OSMC's August update is here - OSMC

Last month, we released OSMC's July update, with support for our new flagship device, Vero V which will be launched very soon.

This is a companion discussion topic for the original entry at https://osmc.tv/2023/08/osmcs-august-update-is-here-3

9 posts were split to a new topic: Kernel update issue after August 2023 update

My apologises, I did a reboot (I honestly thought I had) and it looks to be working perfect once again. Thanks for the awesome and quick responses!

Glad to hear this. I’ve made some changes which might stop this happening in the future, but I’m not certain yet.


Thanks went in with no problems so far.

The update wiped out the persistent log of existing installations! How was this ever considered appropriate?!

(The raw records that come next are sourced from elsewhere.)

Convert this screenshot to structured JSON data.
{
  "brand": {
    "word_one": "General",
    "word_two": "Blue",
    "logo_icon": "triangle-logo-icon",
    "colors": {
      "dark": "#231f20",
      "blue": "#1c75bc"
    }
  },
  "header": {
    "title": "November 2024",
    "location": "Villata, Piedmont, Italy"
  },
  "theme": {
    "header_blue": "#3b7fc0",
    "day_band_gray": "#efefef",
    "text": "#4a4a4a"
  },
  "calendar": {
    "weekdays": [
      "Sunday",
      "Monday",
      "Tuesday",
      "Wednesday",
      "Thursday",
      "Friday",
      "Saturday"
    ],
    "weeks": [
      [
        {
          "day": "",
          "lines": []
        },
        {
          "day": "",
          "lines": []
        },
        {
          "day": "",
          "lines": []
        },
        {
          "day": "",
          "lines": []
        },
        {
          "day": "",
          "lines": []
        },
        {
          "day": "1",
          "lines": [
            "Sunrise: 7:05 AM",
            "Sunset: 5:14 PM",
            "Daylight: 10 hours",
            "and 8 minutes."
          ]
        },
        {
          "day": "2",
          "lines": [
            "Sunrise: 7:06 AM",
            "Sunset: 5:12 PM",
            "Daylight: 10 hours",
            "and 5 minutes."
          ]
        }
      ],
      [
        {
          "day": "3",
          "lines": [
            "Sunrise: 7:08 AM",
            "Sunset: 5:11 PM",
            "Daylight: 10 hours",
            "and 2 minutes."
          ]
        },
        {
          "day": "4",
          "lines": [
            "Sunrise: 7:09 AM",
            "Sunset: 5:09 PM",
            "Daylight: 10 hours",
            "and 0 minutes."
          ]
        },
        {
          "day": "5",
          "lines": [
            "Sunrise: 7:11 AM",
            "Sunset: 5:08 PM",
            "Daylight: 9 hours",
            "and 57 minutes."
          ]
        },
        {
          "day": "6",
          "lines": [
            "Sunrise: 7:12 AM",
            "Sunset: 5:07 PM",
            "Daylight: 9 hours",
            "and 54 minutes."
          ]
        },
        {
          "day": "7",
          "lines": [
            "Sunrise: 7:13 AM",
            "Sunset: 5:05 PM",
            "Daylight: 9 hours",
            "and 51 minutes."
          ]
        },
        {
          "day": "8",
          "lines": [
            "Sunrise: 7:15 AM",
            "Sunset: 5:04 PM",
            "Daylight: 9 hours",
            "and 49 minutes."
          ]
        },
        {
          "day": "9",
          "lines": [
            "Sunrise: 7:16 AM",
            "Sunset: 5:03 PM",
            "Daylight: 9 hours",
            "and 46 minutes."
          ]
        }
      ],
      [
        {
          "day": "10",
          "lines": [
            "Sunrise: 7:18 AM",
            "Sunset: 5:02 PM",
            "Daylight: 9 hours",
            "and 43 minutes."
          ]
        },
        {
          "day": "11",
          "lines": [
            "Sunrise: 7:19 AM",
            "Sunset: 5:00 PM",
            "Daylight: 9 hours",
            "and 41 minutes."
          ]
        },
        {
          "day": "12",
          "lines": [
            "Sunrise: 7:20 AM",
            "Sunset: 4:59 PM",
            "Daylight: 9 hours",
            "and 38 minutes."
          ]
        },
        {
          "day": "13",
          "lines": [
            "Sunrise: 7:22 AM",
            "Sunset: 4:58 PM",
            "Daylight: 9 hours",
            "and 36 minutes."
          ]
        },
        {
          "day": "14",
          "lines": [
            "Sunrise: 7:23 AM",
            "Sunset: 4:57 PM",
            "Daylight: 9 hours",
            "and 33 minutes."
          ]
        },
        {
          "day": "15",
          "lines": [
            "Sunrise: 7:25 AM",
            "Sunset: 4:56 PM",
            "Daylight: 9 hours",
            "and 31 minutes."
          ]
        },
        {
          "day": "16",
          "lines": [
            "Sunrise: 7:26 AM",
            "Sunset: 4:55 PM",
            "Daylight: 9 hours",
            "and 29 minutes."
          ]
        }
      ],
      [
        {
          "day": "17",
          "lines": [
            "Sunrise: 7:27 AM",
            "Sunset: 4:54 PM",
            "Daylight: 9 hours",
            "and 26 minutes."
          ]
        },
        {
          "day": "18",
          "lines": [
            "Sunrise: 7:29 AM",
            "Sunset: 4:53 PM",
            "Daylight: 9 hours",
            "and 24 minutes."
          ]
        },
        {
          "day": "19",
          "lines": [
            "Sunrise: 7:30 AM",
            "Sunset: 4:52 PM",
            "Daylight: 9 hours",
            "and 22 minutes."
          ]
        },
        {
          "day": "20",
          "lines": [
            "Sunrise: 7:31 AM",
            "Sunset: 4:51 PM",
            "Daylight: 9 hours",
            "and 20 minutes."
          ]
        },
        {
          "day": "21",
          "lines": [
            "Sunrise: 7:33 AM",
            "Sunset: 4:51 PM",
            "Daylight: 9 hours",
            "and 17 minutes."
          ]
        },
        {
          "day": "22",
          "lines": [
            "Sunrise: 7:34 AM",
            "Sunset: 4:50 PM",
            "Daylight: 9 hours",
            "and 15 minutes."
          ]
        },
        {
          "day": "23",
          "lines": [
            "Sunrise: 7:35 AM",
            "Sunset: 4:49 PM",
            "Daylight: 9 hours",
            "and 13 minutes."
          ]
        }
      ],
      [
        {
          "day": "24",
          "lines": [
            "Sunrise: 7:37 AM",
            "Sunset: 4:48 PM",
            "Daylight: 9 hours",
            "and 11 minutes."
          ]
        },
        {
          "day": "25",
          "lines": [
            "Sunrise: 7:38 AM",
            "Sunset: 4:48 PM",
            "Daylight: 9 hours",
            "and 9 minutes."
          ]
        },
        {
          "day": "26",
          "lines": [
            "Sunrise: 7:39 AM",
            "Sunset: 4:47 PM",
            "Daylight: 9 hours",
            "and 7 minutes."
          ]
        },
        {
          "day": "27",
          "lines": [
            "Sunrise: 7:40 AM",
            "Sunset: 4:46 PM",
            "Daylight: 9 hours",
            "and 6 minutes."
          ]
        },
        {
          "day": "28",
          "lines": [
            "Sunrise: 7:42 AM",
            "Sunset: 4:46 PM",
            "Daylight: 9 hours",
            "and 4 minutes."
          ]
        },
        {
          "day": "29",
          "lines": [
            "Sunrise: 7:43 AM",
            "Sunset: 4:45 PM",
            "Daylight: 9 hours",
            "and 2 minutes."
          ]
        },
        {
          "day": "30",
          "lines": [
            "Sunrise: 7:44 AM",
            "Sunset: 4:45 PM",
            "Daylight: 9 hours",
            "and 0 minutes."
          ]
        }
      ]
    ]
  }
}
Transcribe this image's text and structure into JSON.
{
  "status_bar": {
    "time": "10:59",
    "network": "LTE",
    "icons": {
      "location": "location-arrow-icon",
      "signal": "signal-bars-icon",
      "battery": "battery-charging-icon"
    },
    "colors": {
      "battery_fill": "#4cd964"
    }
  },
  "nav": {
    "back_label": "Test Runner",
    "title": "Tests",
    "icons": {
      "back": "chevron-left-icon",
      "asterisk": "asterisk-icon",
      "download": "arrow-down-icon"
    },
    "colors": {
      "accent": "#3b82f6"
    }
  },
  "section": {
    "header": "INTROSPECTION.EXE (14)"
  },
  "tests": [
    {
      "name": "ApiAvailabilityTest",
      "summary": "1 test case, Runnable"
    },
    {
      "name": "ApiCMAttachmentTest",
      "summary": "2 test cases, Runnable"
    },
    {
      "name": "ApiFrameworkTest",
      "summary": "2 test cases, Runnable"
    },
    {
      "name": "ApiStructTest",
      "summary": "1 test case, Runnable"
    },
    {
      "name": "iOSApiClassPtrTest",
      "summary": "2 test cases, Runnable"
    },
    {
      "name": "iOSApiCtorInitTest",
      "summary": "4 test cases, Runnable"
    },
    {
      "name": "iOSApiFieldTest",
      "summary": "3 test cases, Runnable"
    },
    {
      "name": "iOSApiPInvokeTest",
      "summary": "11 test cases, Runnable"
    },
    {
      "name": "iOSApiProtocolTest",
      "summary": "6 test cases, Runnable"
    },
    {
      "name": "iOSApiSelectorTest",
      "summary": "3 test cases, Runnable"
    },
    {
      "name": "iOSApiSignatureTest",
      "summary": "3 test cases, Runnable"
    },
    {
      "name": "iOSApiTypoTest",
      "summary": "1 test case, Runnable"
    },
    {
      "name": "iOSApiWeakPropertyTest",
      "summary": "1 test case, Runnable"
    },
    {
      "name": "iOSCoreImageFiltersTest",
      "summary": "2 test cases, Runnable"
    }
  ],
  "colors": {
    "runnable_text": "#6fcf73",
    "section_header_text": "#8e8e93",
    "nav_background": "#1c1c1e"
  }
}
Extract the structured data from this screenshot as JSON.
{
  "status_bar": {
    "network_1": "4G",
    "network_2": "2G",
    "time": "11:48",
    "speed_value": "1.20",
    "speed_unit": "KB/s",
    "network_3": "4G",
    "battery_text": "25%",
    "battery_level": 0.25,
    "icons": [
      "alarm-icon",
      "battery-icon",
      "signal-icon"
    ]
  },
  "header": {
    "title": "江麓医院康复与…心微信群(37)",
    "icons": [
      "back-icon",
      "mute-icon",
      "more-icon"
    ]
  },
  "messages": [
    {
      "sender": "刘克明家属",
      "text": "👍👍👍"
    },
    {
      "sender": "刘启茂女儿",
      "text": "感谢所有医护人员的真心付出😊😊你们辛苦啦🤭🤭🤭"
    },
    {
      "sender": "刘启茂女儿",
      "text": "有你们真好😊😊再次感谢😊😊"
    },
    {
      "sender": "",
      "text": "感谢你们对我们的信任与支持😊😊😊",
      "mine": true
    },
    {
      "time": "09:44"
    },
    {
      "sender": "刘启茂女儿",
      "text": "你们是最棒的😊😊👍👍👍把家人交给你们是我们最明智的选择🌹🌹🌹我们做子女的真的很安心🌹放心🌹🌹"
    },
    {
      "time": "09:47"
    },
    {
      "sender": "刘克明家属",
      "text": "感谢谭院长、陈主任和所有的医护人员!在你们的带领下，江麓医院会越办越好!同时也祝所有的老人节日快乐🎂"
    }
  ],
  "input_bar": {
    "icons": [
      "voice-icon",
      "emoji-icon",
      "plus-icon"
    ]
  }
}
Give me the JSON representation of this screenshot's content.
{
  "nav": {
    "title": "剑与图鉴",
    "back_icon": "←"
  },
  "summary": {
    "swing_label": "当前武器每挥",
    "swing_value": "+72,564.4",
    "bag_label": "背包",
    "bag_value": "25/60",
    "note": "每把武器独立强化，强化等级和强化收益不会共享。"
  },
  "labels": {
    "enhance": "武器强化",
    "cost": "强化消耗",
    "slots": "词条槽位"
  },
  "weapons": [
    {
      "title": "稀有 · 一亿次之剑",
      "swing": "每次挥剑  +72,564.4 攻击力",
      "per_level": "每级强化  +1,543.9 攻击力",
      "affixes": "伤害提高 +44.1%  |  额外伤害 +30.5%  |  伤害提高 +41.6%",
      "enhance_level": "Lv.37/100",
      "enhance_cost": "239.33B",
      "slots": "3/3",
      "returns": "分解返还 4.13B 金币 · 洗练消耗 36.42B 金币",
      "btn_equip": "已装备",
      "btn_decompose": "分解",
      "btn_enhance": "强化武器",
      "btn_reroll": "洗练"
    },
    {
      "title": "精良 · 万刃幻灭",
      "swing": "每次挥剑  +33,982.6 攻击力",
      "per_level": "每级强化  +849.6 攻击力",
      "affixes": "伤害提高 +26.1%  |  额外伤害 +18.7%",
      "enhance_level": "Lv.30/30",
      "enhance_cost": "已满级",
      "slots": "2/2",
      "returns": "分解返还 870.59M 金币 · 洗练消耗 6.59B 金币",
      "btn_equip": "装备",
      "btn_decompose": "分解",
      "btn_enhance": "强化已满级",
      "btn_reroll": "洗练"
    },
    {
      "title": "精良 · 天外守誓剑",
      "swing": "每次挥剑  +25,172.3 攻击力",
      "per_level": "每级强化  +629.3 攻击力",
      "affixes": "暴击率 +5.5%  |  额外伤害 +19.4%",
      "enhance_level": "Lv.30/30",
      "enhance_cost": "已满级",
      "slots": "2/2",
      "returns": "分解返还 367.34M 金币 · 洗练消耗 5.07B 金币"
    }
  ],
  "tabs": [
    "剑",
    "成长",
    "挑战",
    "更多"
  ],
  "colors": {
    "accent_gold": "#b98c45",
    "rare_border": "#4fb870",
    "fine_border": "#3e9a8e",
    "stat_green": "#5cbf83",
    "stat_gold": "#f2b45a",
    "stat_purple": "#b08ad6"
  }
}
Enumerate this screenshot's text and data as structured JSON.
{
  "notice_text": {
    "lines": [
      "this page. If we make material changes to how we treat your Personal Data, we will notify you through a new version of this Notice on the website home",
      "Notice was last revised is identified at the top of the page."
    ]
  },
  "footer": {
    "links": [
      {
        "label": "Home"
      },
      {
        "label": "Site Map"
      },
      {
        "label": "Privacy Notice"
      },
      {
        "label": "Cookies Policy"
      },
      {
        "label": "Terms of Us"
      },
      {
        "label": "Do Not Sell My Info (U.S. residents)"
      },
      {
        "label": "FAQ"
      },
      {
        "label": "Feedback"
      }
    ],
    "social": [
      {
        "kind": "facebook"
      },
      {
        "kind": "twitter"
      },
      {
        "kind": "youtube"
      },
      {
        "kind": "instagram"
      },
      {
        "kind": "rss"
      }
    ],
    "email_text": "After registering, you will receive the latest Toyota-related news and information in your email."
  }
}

I can understand not enabling it on existing installations, but you NEVER delete user data without a specific warning and a possibility for users to opt out, it’s just not done!

Is this going to happen at every upgrade? If the users that lost their logs set up persistent journaling again you should definitely stop messing up with that now.

A persistent system journal is not user data. Fortunately, if it is important to you, you do not need to install this update, or can take a backup before updating. We don’t install updates automatically and never will without your consent. We also make changes documented via the release notes and this was included.

No. New installations will not have a persistent journal enabled. If you choose to enable one, it will stay enabled.

From your post history, you likely came from a system where it was disabled by default anyway. This was always the intention and it was only due to a systemd change that it accidentally became enabled. A persistent journal on eMMC and flash memory with limited write cycles does not make sense – particularly when nearly next to no users will want it and it is usually only appropriate for debugging long running problems.

The release notes say “Disabled persistent journalling to reduce wear on system storage,” I definitely can’t see anything there mentioning that an existing persistent journal that I had specifically set up on the system because I needed it was going to be deleted, so I only found out when I had to check it and… oh, why isn’t it there anymore?

No. New installations will not have a persistent journal enabled. If you choose to enable one, it will stay enabled.

Thank goodness.

What’s your actual use case for a persistent journal?

I run other services on the Rasberry Pi which log by default to systemd journal. Remote and VPN logins, among other things, which I wasn’t replicating to dedicated files to save write cycles.